Пошел в третий раз к попу в работники нанялся. Другую бороду приклеил — поп не узнал. Тут уж он попа обдурил: напоил, в шкуру зашил, на золотую гору птица его унесла. Утром поп пробуждается: «А где я? В шкуре!» Катался, катался, разорвал шов, а работник внизу похаживает: «Эй, батюшка! Подрой-ка мне лопаткой!» Тот стал рыть, работник целую телегу нагрузил золота. «Хватит, батюшка, не кидай, не надо больше!» А попу жалко золота. «Езжай, — говорит, — домой да еще приезжай, я еще нарою!» — «Ладно, батюшка, вали!»
Работник поехал, поп золота подрыл еще, а работник не приехал, ему больше не нужно золота.
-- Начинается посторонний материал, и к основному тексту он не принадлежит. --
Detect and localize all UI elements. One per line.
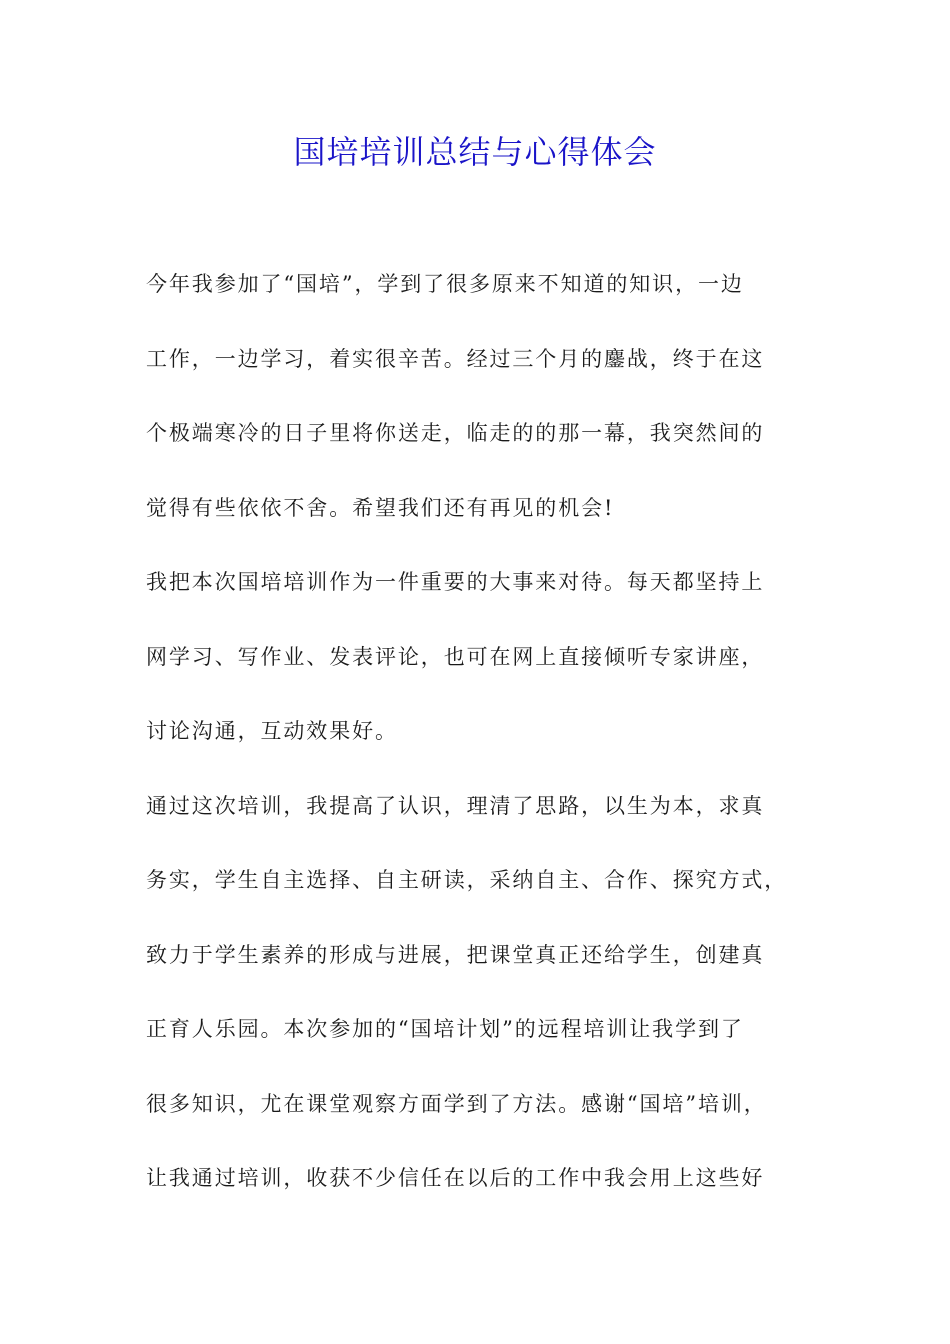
text-line: 个极端寒冷的日子里将你送走，临走的的那一幕，我突然间的 <box>146 421 765 445</box>
text-line: 工作，一边学习，着实很辛苦。经过三个月的鏖战，终于在这 <box>146 346 765 371</box>
text-line: 让我通过培训，收获不少信任在以后的工作中我会用上这些好 <box>146 1166 765 1190</box>
text-line: 通过这次培训，我提高了认识，理清了思路，以生为本，求真 <box>146 793 765 818</box>
text-line: 很多知识，尤在课堂观察方面学到了方法。感谢“国培”培训， <box>146 1091 767 1116</box>
text-line: 网学习、写作业、发表评论，也可在网上直接倾听专家讲座， <box>146 644 765 669</box>
text-line: 讨论沟通，互动效果好。 <box>146 719 398 743</box>
text-line: 觉得有些依依不舍。希望我们还有再见的机会! <box>146 495 615 520</box>
text-line: 我把本次国培培训作为一件重要的大事来对待。每天都坚持上 <box>146 570 765 594</box>
document-title: 国培培训总结与心得体会 <box>293 133 657 171</box>
text-line: 今年我参加了“国培”，学到了很多原来不知道的知识，一边 <box>146 272 744 296</box>
text-line: 务实，学生自主选择、自主研读，采纳自主、合作、探究方式， <box>146 868 788 892</box>
text-line: 正育人乐园。本次参加的“国培计划”的远程培训让我学到了 <box>146 1017 744 1041</box>
document-body <box>146 262 836 1231</box>
text-line: 致力于学生素养的形成与进展，把课堂真正还给学生，创建真 <box>146 942 765 967</box>
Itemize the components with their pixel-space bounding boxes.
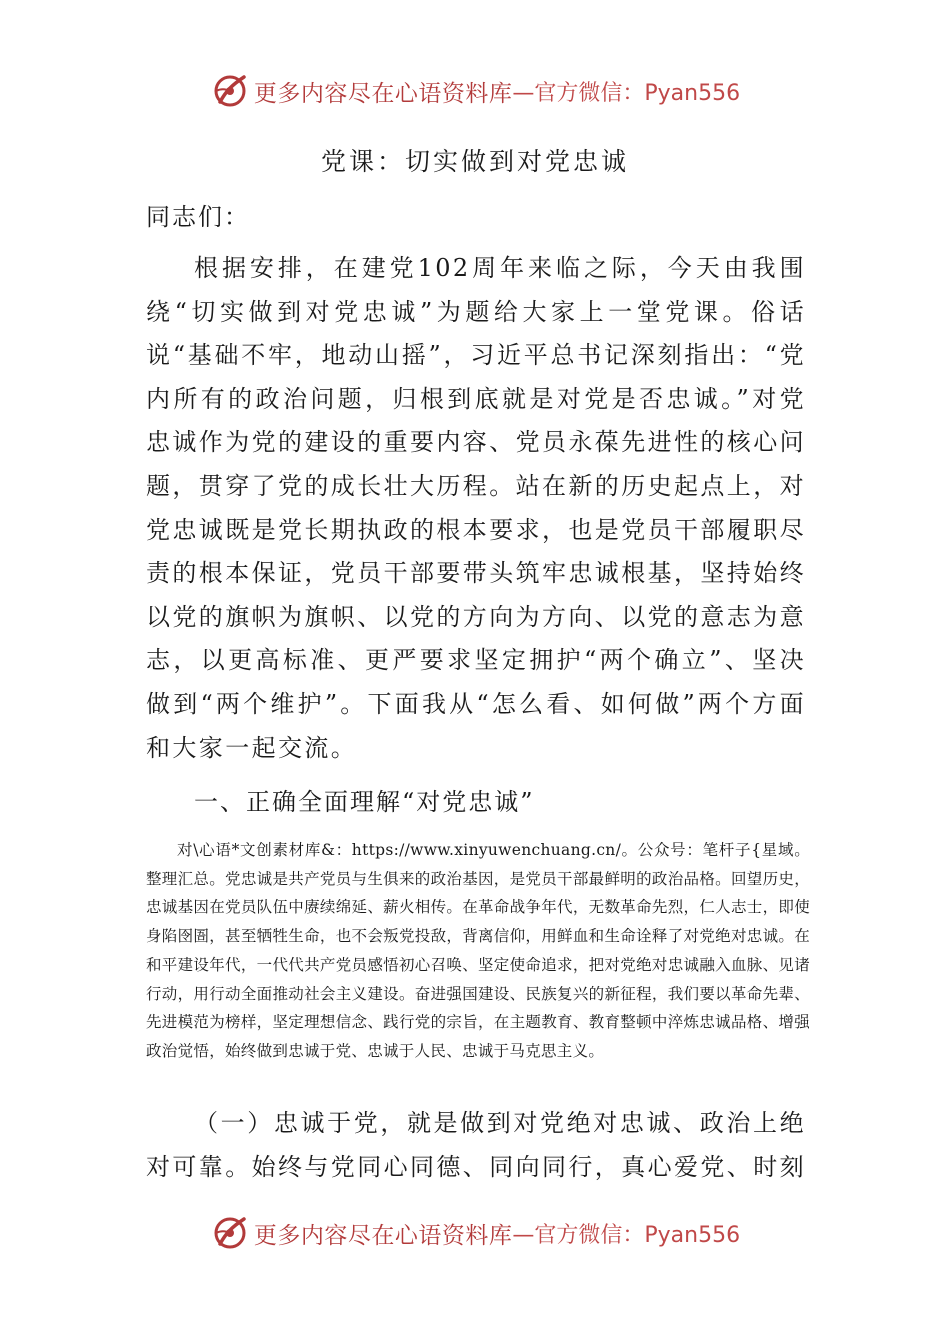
banner-wechat-text: —官方微信：Pyan556 [512, 80, 741, 106]
greeting: 同志们： [146, 203, 250, 231]
paragraph-loyalty-1: （一）忠诚于党，就是做到对党绝对忠诚、政治上绝对可靠。始终与党同心同德、同向同行，真心爱党、时刻 [146, 1109, 806, 1181]
page-title: 党课：切实做到对党忠诚 [320, 147, 629, 176]
paragraph-intro: 根据安排，在建党102周年来临之际，今天由我围绕“切实做到对党忠诚”为题给大家上一堂党课。俗话说“基础不牢，地动山摇”，习近平总书记深刻指出：“党内所有的政治问题，归根到底就是对党是否忠诚。”对党忠诚作为党的建设的重要内容、党员永葆先进性的核心问题，贯穿了党的成长壮大历程。站在新的历史起点上，对党忠诚既是党长期执政的根本要求，也是党员干部履职尽责的根本保证，党员干部要带头筑牢忠诚根基，坚持始终以党的旗帜为旗帜、以党的方向为方向、以党的意志为意志，以更高标准、更严要求坚定拥护“两个确立”、坚决做到“两个维护”。下面我从“怎么看、如何做”两个方面和大家一起交流。 [146, 254, 806, 762]
banner-main-text: 更多内容尽在心语资料库 [253, 1222, 513, 1249]
logo-icon [210, 71, 250, 111]
footer-banner [0, 1208, 950, 1258]
banner-main-text: 更多内容尽在心语资料库 [253, 80, 513, 107]
header-banner [0, 66, 950, 116]
paragraph-small-print: 对\心语*文创素材库&：https://www.xinyuwenchuang.cn/。公众号：笔杆子{星域。整理汇总。党忠诚是共产党员与生俱来的政治基因，是党员干部最鲜明的政治品格。回望历史，忠诚基因在党员队伍中赓续绵延、薪火相传。在革命战争年代，无数革命先烈，仁人志士，即使身陷囹圄，甚至牺牲生命，也不会叛党投敌，背离信仰，用鲜血和生命诠释了对党绝对忠诚。在和平建设年代，一代代共产党员感悟初心召唤、坚定使命追求，把对党绝对忠诚融入血脉、见诸行动，用行动全面推动社会主义建设。奋进强国建设、民族复兴的新征程，我们要以革命先辈、先进模范为榜样，坚定理想信念、践行党的宗旨，在主题教育、教育整顿中淬炼忠诚品格、增强政治觉悟，始终做到忠诚于党、忠诚于人民、忠诚于马克思主义。 [146, 841, 810, 1060]
section-heading-1: 一、正确全面理解“对党忠诚” [194, 788, 535, 816]
banner-wechat-text: —官方微信：Pyan556 [512, 1222, 741, 1248]
logo-icon [210, 1213, 250, 1253]
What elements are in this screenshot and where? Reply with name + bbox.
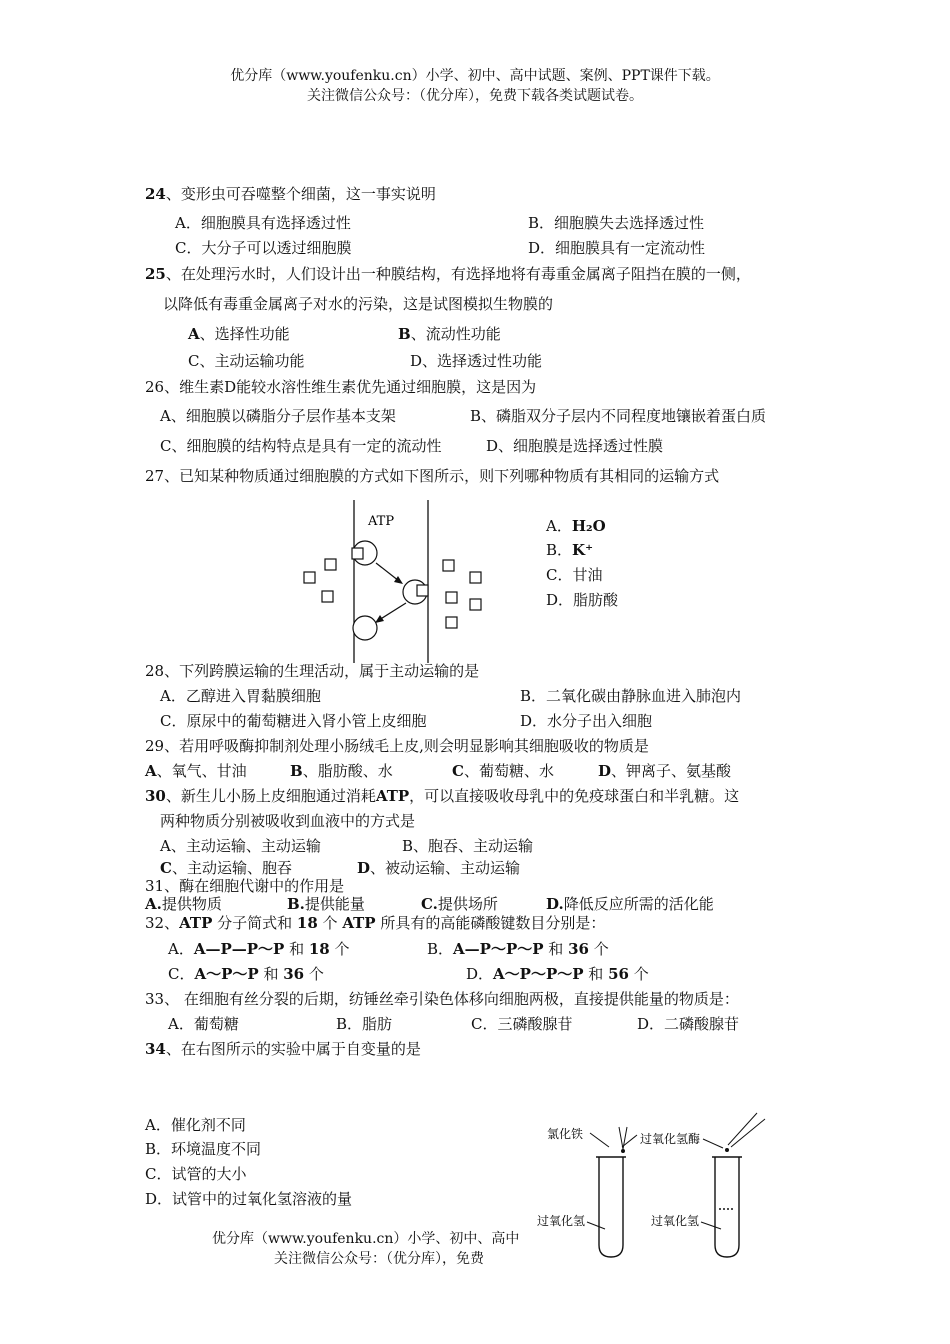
pointer-line	[701, 1222, 721, 1229]
q27-option-a	[546, 516, 606, 536]
q25-b-key: B	[398, 325, 411, 343]
q32-b-unit: 个	[588, 940, 609, 958]
q25-a-key: A	[188, 325, 200, 343]
q34-stem	[145, 1039, 421, 1059]
arrow-line	[376, 563, 399, 581]
molecule-square	[352, 548, 363, 559]
q29-option-c	[452, 761, 554, 781]
q24-stem	[145, 184, 436, 204]
q30-stem-a: 、新生儿小肠上皮细胞通过消耗	[165, 787, 376, 805]
molecule-square	[322, 591, 333, 602]
q29-a-text: 、氧气、甘油	[156, 762, 247, 780]
atp-label: ATP	[368, 514, 395, 529]
molecule-square	[446, 592, 457, 603]
q25-option-a	[188, 324, 290, 344]
q31-option-b	[287, 894, 365, 914]
q27-option-c: C．甘油	[546, 566, 603, 584]
q29-stem: 29、若用呼吸酶抑制剂处理小肠绒毛上皮,则会明显影响其细胞吸收的物质是	[145, 737, 649, 755]
q24-option-c: C．大分子可以透过细胞膜	[175, 239, 352, 257]
q24-stem-text: 、变形虫可吞噬整个细菌，这一事实说明	[165, 185, 436, 203]
q32-stem-a: 分子简式和	[212, 914, 297, 932]
q32-b-formula: A—P～P～P	[453, 940, 544, 958]
q30-d-text: 、被动运输、主动运输	[370, 859, 521, 877]
carrier-circle-bottom	[353, 616, 377, 640]
q29-c-key: C	[452, 762, 464, 780]
q25-number: 25	[145, 265, 166, 283]
q31-stem: 31、酶在细胞代谢中的作用是	[145, 877, 345, 895]
q32-option-d	[466, 964, 649, 984]
q25-option-c: C、主动运输功能	[188, 352, 305, 370]
q34-stem-text: 、在右图所示的实验中属于自变量的是	[165, 1040, 421, 1058]
q30-stem-b: ，可以直接吸收母乳中的免疫球蛋白和半乳糖。这	[409, 787, 740, 805]
arrow-line	[379, 603, 406, 620]
q30-option-c	[160, 858, 292, 878]
q32-option-c	[168, 964, 324, 984]
pointer-line	[587, 1222, 605, 1229]
q32-b-num: 36	[568, 940, 589, 958]
q32-option-b	[427, 939, 609, 959]
q34-option-d: D．试管中的过氧化氢溶液的量	[145, 1190, 353, 1208]
molecule-square	[443, 560, 454, 571]
q28-stem: 28、下列跨膜运输的生理活动，属于主动运输的是	[145, 662, 480, 680]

Поп ходил, ходил по горе, спуска не мог найти, нашел гнездо. Гнездо разорил, птенцов сбросил, сам забрался в него. Утром птица прилетела (а он успокоился, спит) и расклевала его.
Работник же золото в деньги перевел, беднякам отдал все серебро и медь, да и золота прибавил, женился на попадье и стал жить-поживать, добра наживать.
Я на свадьбе той был, мед-пиво пил, по усам текло, а в рот не попало.